2. Centrifugare i campioni di sangue per 10 minuti a 1900 x g (3000 rpm) a 4°C.

3. Aspirare accuratamente il surnatante con plasma senza alterare lo strato di interfaccia plasma-cellula. Da una provetta primaria da 10 ml si possono ottenere circa 4–5 ml di plasma.

Nota: in questa fase, il plasma può essere utilizzato per l’estrazione dell’acido nucleico circolante. Tuttavia, la successiva centrifugazione ad alta velocità rimuoverà ulteriori detriti cellulari e la contaminazione degli acidi nucleici circolanti con DNA e RNA genomici derivati da cellule ematiche nucleate danneggiate.

4. Il plasma aspirato viene trasferito in una nuova provetta da centrifuga.

5. Centrifugare i campioni di plasma per 10 minuti a 16.000 x g (in rotore ad angolo fisso) a 4°C.

Questo rimuoverà gli ulteriori acidi nucleici cellulari attaccati ai detriti cellulari.

6. Rimuovere accuratamente il surnatante e trasferirlo in una nuova provetta senza toccare il sedimento.

7. Se il plasma sarà utilizzato per l’estrazione dell’acido nucleico quello stesso giorno, conservare a 2-8°C fino all’ulteriore elaborazione. Per una conservazione più prolungata, le aliquote di plasma da provette di raccolta di sangue stabilizzato e non stabilizzato possono essere conservate a -20ºC (DNA come target) o -80ºC (RNA come target) almeno per 4 settimane. Prima di utilizzare il plasma per l’estrazione dell’acido nucleico circolante, scongelare le provette di plasma a temperatura ambiente.
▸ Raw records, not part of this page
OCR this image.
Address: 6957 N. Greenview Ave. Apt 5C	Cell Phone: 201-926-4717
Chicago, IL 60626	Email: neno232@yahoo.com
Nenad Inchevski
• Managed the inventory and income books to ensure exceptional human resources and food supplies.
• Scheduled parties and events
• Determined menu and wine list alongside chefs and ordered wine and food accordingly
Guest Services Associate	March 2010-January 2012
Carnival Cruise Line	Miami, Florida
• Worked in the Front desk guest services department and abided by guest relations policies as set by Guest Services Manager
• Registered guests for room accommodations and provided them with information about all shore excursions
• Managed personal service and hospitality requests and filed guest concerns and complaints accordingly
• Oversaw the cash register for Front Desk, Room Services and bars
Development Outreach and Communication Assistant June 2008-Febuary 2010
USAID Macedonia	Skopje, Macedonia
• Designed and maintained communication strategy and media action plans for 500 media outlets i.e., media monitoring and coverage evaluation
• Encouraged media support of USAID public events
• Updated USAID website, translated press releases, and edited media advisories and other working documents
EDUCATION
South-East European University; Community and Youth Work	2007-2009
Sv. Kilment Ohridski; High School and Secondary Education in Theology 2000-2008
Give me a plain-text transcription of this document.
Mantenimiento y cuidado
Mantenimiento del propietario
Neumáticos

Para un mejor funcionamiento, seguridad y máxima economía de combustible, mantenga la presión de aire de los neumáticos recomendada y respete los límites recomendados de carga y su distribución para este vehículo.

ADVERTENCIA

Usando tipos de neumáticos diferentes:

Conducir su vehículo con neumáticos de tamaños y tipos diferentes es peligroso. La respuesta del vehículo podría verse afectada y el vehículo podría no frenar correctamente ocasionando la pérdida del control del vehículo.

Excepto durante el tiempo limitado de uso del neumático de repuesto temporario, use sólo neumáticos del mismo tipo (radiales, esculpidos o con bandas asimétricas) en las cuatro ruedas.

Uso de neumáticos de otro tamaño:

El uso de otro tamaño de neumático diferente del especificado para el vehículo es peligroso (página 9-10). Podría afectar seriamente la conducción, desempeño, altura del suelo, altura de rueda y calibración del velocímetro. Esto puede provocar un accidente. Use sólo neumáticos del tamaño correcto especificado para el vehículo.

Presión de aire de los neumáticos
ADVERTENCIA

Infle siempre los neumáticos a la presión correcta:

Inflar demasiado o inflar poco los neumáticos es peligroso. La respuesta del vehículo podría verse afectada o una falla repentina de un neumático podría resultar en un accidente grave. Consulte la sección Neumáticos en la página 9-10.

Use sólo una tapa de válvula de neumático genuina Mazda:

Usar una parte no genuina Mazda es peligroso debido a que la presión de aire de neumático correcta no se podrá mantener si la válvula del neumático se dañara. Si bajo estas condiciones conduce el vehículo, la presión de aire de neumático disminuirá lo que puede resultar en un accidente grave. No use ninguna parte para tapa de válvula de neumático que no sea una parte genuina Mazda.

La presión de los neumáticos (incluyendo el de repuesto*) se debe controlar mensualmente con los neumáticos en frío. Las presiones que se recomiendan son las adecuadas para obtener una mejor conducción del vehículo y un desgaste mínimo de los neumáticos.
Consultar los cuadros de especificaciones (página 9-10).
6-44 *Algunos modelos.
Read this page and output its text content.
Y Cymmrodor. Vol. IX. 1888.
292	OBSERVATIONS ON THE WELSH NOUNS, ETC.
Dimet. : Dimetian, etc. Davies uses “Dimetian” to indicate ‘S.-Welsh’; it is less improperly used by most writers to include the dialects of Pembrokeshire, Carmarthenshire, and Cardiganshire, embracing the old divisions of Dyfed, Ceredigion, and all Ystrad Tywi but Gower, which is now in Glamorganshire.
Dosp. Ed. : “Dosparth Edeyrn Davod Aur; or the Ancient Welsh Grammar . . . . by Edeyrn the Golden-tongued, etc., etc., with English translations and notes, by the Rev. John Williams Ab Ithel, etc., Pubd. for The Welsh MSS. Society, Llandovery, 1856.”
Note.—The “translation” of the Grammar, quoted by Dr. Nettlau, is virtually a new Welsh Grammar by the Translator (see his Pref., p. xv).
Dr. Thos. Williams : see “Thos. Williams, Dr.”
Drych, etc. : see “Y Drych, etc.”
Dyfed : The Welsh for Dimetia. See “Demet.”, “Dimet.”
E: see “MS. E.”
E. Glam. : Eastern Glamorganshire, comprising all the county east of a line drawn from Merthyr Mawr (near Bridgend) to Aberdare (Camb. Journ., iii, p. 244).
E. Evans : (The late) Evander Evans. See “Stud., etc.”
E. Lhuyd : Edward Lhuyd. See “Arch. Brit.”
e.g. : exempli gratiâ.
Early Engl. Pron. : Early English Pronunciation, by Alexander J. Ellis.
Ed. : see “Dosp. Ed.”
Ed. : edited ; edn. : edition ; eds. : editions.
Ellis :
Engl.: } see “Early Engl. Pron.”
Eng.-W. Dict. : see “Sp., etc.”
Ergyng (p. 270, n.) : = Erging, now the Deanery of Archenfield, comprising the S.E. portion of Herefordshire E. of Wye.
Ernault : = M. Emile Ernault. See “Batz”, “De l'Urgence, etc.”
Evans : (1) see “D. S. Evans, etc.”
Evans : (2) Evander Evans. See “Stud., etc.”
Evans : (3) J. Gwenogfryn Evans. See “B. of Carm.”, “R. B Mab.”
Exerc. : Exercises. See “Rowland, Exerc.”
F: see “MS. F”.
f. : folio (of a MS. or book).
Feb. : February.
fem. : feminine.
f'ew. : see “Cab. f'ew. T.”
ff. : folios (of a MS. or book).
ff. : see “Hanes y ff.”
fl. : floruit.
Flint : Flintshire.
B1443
8. Facoltativo: per rimuovere i crioprecipitati, centrifugare i campioni di plasma per 5 minuti a 16.000 x g (in rotore ad angolo fisso).

Facoltativo: trasferire il surnatante in una nuova provetta, quindi iniziare con il protocollo di estrazione dell’acido nucleico circolante.
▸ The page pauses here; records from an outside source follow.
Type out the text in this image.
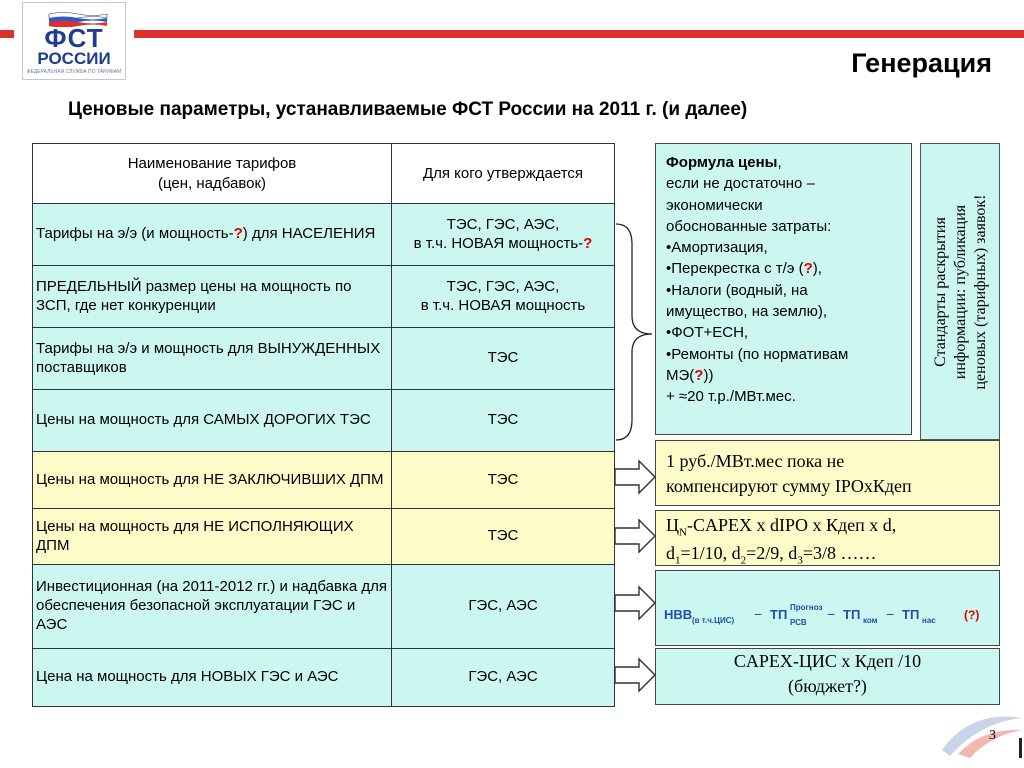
ФСТ
РОССИИ
ФЕДЕРАЛЬНАЯ СЛУЖБА ПО ТАРИФАМ	Генерация
Ценовые параметры, устанавливаемые ФСТ России на 2011 г. (и далее)
Наименование тарифов
(цен, надбавок)	Для кого утверждается
Тарифы на э/э (и мощность-?) для НАСЕЛЕНИЯ	ТЭС, ГЭС, АЭС,
в т.ч. НОВАЯ мощность-?
ПРЕДЕЛЬНЫЙ размер цены на мощность по ЗСП, где нет конкуренции	ТЭС, ГЭС, АЭС,
в т.ч. НОВАЯ мощность
Тарифы на э/э и мощность для ВЫНУЖДЕННЫХ поставщиков	ТЭС
Цены на мощность для САМЫХ ДОРОГИХ ТЭС	ТЭС
Цены на мощность для НЕ ЗАКЛЮЧИВШИХ ДПМ	ТЭС
Цены на мощность для НЕ ИСПОЛНЯЮЩИХ ДПМ	ТЭС
Инвестиционная (на 2011-2012 гг.) и надбавка для обеспечения безопасной эксплуатации ГЭС и АЭС	ГЭС, АЭС
Цена на мощность для НОВЫХ ГЭС и АЭС	ГЭС, АЭС
Формула цены,
если не достаточно –
экономически
обоснованные затраты:
•Амортизация,
•Перекрестка с т/э (?),
•Налоги (водный, на
имущество, на землю),
•ФОТ+ЕСН,
•Ремонты (по нормативам
МЭ(?))
+ ≈20 т.р./МВт.мес.
Стандарты раскрытия информации: публикация ценовых (тарифных) заявок!
1 руб./МВт.мес пока не
компенсируют сумму IPOxКдеп
$Ц_N$-CAPEX x dIPO x Кдеп x d,
$d_1=1/10$, $d_2=2/9$, $d_3=3/8$ ……
НВВ (в т.ч.ЦИС) − ТП Прогноз
РСВ
− ТП ком − ТП нас (?)
CAPEX-ЦИС х Кдеп /10
(бюджет?)
3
Appendice B: Note generali per il trattamento dell’RNA

Trattamento dell’RNA

Le ribonucleasi (RNasi) sono enzimi molto stabili e attivi che non necessitano normalmente di cofattori per espletare la loro funzione. Poiché le RNasi sono difficili da inattivare e anche minime quantità sono sufficienti a distruggere l’RNA, non utilizzare materiale in plastica o vetro senza aver prima eliminato le possibili contaminazioni da RNasi. Fare molta attenzione a non introdurre inavvertitamente RNasi nel campione di RNA durante o dopo la procedura di purificazione. Per creare e mantenere un ambiente privo di RNasi, mentre si lavora con l’RNA adottare le seguenti precauzioni durante il pretrattamento e l’uso di recipienti monouso e riutilizzabili e di soluzioni.
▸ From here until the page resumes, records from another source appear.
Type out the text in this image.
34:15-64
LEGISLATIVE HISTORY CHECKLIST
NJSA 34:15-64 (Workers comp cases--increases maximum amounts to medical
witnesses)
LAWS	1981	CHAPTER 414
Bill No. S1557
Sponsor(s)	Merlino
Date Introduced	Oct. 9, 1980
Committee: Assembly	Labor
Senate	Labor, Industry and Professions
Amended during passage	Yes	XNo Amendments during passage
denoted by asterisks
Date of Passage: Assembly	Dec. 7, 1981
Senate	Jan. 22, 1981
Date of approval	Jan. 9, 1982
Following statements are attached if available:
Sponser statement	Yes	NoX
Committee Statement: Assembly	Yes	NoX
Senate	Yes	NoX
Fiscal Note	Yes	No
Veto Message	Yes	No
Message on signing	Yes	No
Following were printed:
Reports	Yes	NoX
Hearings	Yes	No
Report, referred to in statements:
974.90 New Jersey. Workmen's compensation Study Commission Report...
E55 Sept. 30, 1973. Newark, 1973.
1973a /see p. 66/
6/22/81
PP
Raccomandazioni generali per il trattamento

Quando si lavora con l’RNA è necessario utilizzare tecniche di asepsi microbiologiche appropriate. Le mani e le particelle di polvere possono essere vettori di batteri e muffe e sono la fonte più comune di contaminazione da RNasi. Indossare sempre guanti in lattice o vinile quando si manipolano i reagenti e i campioni di RNA, per evitare la contaminazione da RNasi dovuta alla superficie della pelle o alla polvere delle attrezzature di laboratorio.

Cambiare i guanti frequentemente e chiudere le provette subito dopo l’uso. Mantenere l’RNA purificato in ghiaccio mentre si pipettano le aliquote per le applicazioni successive.

Plastica da laboratorio monouso

Si raccomanda l’uso di provette in polipropilene monouso, prive di RNasi e sterili durante l’intera procedura.